The Missouri Supreme Court is set to review a challenge to a state law regarding survivor benefits in light of the landmark U.S. Supreme Court ruling on the Federal Defense of Marriage Act.
In 2009, Missouri State Highway Patrol Cpl. Dennis Engelhard was killed in the line of duty. His partner, Kelly Glossip, sued the state after being denied survivor benefits. The suit was dismissed in a lower court before being appealed to the state Supreme Court.
While it's unclear if the state's high court will rule on the case, Glossip's attorneys have been asked to submit additional written arguments.
More from the Associated Press:
Glossip contends that the recent U.S. Supreme Court decision supports his claim that Missouri's law regarding survivor benefits violates the equal-protection clause of the state constitution.

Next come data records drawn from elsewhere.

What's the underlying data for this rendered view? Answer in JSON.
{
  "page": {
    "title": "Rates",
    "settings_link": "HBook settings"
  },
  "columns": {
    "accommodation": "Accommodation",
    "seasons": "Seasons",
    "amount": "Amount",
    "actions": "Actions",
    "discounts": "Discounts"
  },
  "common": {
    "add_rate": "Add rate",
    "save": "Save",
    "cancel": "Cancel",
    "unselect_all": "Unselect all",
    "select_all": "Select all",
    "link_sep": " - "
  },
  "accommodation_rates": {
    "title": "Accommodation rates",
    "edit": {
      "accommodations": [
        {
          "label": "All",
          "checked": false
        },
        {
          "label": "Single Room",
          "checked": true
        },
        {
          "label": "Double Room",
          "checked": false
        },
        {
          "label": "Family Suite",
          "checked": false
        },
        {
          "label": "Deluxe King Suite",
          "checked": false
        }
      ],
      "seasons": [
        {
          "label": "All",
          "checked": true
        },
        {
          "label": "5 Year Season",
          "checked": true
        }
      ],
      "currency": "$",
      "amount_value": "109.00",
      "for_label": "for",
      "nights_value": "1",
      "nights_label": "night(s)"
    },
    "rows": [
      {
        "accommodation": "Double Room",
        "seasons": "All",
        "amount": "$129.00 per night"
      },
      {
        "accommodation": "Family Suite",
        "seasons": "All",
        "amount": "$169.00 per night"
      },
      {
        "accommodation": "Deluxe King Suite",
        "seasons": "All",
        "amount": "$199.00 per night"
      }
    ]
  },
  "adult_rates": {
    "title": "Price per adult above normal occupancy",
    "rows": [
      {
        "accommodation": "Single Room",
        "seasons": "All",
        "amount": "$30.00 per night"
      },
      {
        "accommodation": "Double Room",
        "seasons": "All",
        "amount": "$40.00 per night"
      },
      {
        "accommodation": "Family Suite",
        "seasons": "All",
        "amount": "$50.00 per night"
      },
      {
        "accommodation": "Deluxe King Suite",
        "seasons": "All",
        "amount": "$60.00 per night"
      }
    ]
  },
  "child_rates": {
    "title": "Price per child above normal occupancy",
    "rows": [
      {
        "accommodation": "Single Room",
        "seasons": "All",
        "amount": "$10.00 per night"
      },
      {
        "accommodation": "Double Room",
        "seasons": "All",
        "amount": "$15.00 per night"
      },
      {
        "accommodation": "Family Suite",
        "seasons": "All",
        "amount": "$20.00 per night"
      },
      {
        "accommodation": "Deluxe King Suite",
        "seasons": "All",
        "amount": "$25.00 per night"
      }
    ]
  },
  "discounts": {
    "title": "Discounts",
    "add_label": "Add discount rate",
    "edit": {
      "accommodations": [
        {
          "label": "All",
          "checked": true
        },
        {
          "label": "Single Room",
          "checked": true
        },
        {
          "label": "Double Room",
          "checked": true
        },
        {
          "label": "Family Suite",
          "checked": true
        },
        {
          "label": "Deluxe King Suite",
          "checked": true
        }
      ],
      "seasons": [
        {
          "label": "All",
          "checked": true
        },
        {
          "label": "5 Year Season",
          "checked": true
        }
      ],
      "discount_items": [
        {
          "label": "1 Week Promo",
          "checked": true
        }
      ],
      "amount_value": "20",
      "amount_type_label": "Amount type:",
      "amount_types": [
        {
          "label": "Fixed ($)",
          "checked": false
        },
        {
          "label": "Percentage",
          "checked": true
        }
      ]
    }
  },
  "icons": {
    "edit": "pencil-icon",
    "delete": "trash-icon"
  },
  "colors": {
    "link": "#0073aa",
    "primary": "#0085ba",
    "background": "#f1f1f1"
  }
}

Missouri law entitles surviving spouses of Highway Patrol officers killed in the line of duty to an annuity. Glossip did not receive the benefit because he could not legally be married to Engelhard under a Missouri law and constitutional provision that defines marriage as between one man and one woman.
His lawsuit seeking the survivor's benefit initially was dismissed in Cole County Circuit Court before being appealed to the Missouri Supreme Court.
Although the recent U.S. Supreme Court case dealt with federal benefits denied to married same-sex couples, Glossip's attorneys contend in their recent court filing that there is a similar discriminatory principle in Missouri's law that denies benefits to same-sex couples who are legally unable to marry in Missouri.